MARIE : D’où ça vient, c’est toute la question historique. Il y a effectivement le complotisme, c’est un phénomène ancien qui date déjà de la fin du 18ᵉ siècle, en tout cas dans sa forme structurée idéologiquement et qui effectivement fait une sorte de résurgence depuis le début du 21e siècle, depuis l’entrée dans les années 2000 en fait. C’est une espèce de réactualisation d’un phénomène historique qui a des racines assez profondes. Par ailleurs, la manière dont ça fonctionne, c’est en fait un mécanisme qu’on connaît tous bien sur un plan humain, mais sauf que là, il est un peu systématisé. L’idée du complotisme, c’est de voir dans le récit qu’on fait des événements, les signes d’un mensonge qui serait en quelque sorte un mensonge au service d’une minorité mal agissante. L’imaginaire complotiste, c’est ça, c’est traquer tous les indices du mensonge, tous les indices du manque de vérité, et par définition, dans le complotisme, le mensonge est au service d’une petite minorité mal agissante. Cette petite minorité, elle a pris des couleurs différentes à travers le temps. Ça a été les juifs, bien évidemment, aujourd’hui, ça peut être aussi les homosexuels, les musulmans, etc, mais c’est toujours cette idée que c’est une minorité qui tire les ficelles en quelque sorte.

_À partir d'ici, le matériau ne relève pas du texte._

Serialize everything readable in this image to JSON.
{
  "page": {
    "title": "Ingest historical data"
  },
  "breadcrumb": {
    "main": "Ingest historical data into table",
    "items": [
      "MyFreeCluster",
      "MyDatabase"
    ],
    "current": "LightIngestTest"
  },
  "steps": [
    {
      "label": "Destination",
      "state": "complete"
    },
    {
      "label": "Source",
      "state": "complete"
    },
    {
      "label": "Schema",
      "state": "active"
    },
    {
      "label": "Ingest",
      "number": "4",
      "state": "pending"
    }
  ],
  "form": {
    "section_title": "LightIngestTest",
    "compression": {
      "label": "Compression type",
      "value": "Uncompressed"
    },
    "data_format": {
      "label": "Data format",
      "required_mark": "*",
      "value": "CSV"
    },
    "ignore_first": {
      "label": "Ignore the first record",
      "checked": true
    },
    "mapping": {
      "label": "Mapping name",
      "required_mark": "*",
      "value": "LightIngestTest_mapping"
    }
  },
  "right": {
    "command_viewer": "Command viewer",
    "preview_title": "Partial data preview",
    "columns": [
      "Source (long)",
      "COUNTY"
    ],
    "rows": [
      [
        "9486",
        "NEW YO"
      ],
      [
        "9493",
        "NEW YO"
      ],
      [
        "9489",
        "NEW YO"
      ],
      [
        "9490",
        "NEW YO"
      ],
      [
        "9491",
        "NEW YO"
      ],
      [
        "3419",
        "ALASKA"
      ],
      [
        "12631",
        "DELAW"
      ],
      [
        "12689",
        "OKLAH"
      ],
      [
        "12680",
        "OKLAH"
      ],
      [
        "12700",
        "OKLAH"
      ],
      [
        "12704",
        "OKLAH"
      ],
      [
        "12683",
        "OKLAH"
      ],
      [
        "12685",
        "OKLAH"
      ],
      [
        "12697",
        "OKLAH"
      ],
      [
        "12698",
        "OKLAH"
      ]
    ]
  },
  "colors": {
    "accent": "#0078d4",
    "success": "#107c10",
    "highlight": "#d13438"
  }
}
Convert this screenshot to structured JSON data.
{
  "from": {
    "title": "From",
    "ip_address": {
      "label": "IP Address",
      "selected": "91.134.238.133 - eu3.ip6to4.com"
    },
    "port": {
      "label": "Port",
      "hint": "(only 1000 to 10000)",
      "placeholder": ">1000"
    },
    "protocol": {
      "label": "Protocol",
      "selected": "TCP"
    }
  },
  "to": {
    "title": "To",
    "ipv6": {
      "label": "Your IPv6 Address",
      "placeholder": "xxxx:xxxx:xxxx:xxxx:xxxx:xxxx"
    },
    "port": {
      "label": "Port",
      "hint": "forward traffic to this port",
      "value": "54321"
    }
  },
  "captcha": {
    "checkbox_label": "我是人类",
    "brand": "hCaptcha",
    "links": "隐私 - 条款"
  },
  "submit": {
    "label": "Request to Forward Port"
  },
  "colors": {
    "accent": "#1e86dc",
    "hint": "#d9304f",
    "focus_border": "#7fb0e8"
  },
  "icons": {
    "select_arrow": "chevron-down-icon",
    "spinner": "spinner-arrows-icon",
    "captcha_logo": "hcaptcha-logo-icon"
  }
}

GRÉGORY : Vous vous êtes beaucoup intéressé aux événements du 11 septembre 2001, à ce moment-là, qu’est-ce qui s’est passé ? Pourquoi vous vous êtes intéressé à cet événement en particulier ? C’est quoi le lien avec le complotisme ?

MARIE : Je ne me suis pas tant intéressé à l’événement en lui-même qu’au récit que certains en ont fait précisément. Le 11 septembre 2001, on peut dire que c’est un peu le mythe fondateur des conspirationnistes contemporains. Tous les conspirationnistes, à l’heure actuelle, font du 11 septembre, entre guillemets, la preuve ultime du soi-disant mensonge qu’on nous livre. C’est vrai que le 11 septembre 2001, il faut rappeler que ça a été un événement extrêmement traumatique, qui a généré énormément d’émotion dans le débat public, parce que c’était la première fois depuis plusieurs décennies que l’Occident, dans l’imaginaire collectif, que l’Occident était à nouveau attaqué en son cœur et dans un de ses symboles en plus. Donc, il y a eu un très gros choc, je pense que c’est important à rappeler parce que c’est souvent sûr des chocs que le conspirationnisme prospère. Puis, le 11 septembre 2001, il y a eu aussi toute la couleur civilisationnelle que les dirigeants politiques de l’époque ont donnée à l’événement. Nous, Occidentaux, nous sommes la civilisation, nous sommes attaqués par des barbares sanguinaires qui nous veulent du mal. C’est un schéma qu’on voit beaucoup à l’œuvre dans le débat public depuis plusieurs années. Sur ce récit-là, c’est ça qui est intéressant, c’est que ce récit-là, il a clivé énormément de nos sociétés, il a énormément polarisé le débat public. Alors, en face, en quelque sorte, il y a des acteurs politiques qui ont offert des contre récits sur l’événement. C’est-à-dire qui ont dit “non mais en fait cet événement, il sert de prétexte à une série de postures et de politiques injustes, et donc nous, on va vous livrer l’autre version de l’événement”. C’est pour ça que le conspirationnisme contemporain, il s’est d’abord rattaché au 11 septembre 2001, et je pense qu’on a tous entendu que les tours n’étaient pas tombés exactement de la bonne manière ou il n’y avait pas eu d’avion sur le Pentagone, ou toutes ces choses-là. C’était déjà l’idée que le pouvoir politique et médiatique nous livraient un récit mensonger. Je pense qu’on ne peut pas comprendre aujourd’hui l’imaginaire complotiste si on ne comprend pas toutes ces constructions de récits et de contre récits qu’il y a eus sur le 11 septembre 2001.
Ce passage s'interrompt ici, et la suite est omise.